The farce of a no-confidence motion and the politics at play

This no-confidence business against the Modi Government has become something of a joke. First, YSR Congress submitted the motion to be placed in the Lok Sabha, then the Telugu Desam Party (TDP) brought in its own version. Now the AIADMK too has expressed its willingness to move a no-confidence motion provided the Congress supports it. Interestingly, these are the very regional parties which held up the proceedings of the Lok Sabha and did not allow the right atmosphere for the no-trust motions submitted to the Speaker, to be taken up. Matters have been made further confusing by the differing reasons offered by these parties for expressing lack of faith in the Modi regime.

For YSR Congress and TDP, it is to do with the Union Government’s refusal to grant special category status for Andhra Pradesh; for the AIADMK, it will be the Centre’s failure to constitute the Cauvery Management Board.

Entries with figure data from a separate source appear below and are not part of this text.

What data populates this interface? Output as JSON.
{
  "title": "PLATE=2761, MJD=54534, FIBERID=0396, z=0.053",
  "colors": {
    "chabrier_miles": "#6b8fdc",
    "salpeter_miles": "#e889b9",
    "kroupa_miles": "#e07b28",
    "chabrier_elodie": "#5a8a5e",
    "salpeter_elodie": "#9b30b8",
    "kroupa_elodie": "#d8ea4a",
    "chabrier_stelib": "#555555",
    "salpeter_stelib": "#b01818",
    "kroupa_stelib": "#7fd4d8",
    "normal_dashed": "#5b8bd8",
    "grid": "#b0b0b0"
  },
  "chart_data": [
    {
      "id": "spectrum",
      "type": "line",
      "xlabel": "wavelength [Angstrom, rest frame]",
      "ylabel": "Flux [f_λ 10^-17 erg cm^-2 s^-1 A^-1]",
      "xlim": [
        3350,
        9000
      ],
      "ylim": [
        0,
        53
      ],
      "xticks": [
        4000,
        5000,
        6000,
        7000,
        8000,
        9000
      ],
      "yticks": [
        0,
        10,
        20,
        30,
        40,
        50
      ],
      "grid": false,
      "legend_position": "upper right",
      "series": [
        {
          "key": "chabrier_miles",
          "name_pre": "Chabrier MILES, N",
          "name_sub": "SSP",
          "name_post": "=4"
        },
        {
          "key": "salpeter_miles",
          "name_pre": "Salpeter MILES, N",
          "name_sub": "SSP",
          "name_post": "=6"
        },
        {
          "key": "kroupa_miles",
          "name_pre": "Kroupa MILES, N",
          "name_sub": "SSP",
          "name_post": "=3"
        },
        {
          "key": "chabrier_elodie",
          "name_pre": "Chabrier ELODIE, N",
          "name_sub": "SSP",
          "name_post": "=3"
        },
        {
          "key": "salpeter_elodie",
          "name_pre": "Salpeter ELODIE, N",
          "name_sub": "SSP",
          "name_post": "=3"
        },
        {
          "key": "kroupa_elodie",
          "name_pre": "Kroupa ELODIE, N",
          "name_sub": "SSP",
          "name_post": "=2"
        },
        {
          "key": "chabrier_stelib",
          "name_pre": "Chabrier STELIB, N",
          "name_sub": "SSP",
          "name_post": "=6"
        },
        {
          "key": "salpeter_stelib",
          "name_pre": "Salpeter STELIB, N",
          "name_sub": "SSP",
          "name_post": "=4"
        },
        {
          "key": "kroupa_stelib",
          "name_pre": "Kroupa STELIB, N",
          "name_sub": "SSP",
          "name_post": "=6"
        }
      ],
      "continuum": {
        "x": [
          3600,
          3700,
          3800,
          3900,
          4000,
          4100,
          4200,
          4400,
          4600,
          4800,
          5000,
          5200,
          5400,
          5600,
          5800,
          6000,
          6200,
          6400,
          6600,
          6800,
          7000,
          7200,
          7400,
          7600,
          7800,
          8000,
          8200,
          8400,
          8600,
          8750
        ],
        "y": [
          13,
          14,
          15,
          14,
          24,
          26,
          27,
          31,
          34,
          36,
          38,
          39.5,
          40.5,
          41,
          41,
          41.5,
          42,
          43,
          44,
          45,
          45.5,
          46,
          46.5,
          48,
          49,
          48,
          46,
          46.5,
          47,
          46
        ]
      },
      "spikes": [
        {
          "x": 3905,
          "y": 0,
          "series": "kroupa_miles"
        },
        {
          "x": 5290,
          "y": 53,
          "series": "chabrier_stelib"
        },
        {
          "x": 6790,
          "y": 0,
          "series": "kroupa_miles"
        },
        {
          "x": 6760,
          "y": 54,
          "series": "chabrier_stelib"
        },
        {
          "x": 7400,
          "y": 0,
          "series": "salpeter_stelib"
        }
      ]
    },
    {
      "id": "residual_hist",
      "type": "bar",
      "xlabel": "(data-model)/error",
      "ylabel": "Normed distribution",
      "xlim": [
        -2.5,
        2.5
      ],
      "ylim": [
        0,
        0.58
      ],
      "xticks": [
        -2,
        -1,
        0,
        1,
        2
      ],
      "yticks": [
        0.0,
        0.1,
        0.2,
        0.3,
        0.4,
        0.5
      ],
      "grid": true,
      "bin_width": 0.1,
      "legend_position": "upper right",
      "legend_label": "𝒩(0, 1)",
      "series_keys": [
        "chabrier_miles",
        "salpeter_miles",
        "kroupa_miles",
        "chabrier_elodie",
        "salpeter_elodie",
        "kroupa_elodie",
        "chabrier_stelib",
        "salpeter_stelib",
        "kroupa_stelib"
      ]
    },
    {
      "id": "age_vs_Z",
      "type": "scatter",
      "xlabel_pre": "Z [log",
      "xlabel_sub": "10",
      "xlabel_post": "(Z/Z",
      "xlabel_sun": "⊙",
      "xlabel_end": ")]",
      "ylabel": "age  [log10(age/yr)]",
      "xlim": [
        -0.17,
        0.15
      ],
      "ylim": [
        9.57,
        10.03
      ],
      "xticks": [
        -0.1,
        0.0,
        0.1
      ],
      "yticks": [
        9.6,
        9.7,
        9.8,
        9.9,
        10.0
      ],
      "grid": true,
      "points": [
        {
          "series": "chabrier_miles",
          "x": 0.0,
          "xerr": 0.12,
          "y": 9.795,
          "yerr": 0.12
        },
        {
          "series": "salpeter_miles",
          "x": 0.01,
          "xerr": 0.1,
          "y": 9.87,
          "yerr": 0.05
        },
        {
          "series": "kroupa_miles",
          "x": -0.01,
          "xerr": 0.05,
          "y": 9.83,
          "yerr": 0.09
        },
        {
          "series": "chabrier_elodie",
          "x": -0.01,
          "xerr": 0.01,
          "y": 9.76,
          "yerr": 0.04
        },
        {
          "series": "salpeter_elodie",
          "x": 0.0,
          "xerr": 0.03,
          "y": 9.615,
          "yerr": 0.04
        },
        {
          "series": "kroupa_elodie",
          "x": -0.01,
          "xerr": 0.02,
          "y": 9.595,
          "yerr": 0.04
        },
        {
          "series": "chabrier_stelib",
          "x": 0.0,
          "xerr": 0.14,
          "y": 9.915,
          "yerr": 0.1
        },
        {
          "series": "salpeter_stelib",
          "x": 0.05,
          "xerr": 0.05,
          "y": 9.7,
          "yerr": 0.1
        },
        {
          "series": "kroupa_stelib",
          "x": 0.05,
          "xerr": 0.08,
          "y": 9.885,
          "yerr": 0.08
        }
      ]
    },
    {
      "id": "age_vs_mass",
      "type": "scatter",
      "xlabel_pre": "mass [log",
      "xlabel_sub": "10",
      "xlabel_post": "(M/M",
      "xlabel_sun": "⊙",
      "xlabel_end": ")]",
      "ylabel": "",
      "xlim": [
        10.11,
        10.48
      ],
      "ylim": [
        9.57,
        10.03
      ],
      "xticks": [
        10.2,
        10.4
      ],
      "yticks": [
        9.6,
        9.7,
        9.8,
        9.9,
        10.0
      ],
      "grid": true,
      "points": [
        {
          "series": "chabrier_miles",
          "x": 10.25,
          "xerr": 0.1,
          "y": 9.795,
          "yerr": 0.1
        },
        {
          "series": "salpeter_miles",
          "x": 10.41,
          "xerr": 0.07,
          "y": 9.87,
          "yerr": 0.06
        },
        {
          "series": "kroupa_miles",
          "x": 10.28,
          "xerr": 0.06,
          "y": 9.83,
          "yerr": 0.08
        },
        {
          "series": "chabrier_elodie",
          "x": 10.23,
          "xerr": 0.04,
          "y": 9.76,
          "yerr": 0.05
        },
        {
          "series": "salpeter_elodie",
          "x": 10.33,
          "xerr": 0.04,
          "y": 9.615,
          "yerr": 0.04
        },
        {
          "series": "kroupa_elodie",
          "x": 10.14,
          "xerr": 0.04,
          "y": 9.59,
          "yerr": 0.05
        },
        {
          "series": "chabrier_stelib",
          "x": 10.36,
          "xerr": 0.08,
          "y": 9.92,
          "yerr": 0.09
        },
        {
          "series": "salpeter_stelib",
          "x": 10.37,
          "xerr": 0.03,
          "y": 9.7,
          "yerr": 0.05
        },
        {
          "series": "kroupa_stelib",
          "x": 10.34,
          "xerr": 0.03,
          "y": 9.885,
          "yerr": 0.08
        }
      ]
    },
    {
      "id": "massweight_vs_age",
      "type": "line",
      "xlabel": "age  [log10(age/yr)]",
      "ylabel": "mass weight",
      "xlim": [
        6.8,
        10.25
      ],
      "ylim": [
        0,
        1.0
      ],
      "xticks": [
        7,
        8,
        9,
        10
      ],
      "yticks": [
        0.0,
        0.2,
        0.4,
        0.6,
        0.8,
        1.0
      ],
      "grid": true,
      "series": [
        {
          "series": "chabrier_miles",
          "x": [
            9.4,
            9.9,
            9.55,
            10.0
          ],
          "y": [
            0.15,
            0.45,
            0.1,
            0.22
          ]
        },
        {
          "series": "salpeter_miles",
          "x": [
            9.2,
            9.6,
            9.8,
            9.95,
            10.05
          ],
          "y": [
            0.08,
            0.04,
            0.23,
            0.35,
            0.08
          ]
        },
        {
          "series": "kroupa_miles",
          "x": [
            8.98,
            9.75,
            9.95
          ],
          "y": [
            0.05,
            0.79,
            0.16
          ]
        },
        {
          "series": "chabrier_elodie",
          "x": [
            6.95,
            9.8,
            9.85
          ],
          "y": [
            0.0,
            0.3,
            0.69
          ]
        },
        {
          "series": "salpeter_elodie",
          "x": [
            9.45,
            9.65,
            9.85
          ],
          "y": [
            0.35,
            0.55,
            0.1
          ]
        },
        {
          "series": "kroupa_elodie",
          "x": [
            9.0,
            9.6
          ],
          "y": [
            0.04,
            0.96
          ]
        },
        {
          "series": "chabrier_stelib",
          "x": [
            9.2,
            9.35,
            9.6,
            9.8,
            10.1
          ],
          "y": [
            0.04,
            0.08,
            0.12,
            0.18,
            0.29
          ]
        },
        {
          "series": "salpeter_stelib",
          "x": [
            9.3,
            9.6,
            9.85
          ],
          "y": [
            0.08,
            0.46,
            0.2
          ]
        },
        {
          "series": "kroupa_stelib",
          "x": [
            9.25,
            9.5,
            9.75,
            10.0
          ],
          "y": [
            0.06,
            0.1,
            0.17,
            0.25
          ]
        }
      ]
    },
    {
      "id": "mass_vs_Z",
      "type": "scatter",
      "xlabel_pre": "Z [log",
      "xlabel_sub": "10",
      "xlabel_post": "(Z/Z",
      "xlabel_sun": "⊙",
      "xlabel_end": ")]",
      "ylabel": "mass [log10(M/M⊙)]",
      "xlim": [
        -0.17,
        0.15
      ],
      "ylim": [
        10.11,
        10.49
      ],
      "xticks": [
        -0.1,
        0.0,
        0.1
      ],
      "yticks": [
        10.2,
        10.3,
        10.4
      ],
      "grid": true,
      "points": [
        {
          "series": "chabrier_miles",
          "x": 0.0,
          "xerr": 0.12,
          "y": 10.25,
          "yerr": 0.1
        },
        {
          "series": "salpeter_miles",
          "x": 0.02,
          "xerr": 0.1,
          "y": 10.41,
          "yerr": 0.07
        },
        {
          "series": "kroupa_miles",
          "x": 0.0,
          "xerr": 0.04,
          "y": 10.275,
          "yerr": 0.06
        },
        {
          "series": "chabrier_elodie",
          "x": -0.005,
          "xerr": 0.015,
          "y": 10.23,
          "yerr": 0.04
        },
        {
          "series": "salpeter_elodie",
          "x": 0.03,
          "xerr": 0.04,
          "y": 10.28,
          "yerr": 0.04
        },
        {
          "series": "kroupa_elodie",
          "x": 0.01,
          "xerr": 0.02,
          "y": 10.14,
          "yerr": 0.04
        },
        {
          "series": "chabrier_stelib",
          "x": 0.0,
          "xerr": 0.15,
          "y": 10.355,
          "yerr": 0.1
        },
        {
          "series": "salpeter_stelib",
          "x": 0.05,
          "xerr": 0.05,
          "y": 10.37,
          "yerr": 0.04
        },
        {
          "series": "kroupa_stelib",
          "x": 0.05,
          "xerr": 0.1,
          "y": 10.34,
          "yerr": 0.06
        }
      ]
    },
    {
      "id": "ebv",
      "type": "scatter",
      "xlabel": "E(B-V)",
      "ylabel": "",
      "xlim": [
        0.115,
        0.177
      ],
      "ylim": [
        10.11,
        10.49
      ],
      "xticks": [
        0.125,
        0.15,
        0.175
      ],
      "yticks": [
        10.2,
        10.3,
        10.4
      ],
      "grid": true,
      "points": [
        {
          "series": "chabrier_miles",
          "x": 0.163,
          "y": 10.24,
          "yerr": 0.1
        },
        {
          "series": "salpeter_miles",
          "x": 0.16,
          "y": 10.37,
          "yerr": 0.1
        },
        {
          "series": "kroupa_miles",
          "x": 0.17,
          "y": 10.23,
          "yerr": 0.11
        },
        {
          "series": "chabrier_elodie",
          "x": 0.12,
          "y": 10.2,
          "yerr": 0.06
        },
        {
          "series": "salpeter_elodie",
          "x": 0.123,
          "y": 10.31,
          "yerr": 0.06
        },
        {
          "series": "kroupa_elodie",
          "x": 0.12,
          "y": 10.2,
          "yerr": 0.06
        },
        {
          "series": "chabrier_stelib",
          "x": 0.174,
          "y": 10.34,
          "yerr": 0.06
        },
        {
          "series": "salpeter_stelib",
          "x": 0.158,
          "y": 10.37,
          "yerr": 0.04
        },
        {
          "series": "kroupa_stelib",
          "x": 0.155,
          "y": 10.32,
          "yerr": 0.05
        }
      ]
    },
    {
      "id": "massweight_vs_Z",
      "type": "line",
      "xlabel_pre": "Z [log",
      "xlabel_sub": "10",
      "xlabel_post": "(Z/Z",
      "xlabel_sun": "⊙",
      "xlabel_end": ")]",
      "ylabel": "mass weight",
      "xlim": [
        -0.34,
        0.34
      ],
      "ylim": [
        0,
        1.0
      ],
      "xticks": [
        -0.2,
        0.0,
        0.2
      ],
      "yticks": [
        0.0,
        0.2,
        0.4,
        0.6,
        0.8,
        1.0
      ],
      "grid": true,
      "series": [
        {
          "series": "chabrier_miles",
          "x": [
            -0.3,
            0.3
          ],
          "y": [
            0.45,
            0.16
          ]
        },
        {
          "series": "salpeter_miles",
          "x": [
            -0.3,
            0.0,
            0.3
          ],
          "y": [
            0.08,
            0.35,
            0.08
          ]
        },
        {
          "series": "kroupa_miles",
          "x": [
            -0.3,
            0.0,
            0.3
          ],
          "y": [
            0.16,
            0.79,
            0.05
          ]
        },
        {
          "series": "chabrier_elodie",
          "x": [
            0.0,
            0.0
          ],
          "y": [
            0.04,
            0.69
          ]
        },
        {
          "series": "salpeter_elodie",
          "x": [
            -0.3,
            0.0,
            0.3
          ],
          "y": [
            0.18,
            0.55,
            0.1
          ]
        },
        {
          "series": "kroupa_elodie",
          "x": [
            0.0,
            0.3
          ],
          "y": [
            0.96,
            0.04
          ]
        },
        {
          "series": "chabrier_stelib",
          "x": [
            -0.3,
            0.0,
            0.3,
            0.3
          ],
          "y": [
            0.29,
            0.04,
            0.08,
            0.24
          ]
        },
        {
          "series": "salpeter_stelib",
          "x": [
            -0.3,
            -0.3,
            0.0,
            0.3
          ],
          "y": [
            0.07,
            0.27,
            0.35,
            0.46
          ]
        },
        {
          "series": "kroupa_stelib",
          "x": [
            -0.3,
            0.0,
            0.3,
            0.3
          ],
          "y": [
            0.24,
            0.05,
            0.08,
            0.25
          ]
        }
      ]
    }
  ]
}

There is, therefore, no commonality of purpose. In the midst of all these, the Congress, which is the single largest opposition party, continues to ride piggyback on the regional parties’ discontent. While its accusation against the Modi Government are the most comprehensive and not limited to local issues — failure to protect farmers’ interests, failure to clamp down on those accused of financial crimes and complicity in allowing them to flee the country, failure to ensure communal harmony, failure to establish clear foreign policies on China and Pakistan, etc — the Congress has not yet sought to move its own no-confidence motion.

Like the Congress, the Left Front too is seeking to make hay while the sun shines. The opposition parties have accused the treasury bench of blocking efforts in Parliament to allow the presentation of the non-trust move, but why would the Government do that when it has the numbers to sail through? It is alleged that the Modi regime is afraid of a debate because it would be exposed in the process. By the same logic, the opposition parties too are fearful that their designs would be exposed to the people in the course of such a debate. After all, what have they to say except display their anti-Modi venom?

These various demands for no-trust motions are also seen as the rise of a united opposition in the making. Well, if they cannot even unite on a single no-confidence motion, then all is not well in the opposition camp. The Congress is hoping that it will be in a stronger position to take the lead if it wins the coming Karnataka Assembly election. But what if it loses?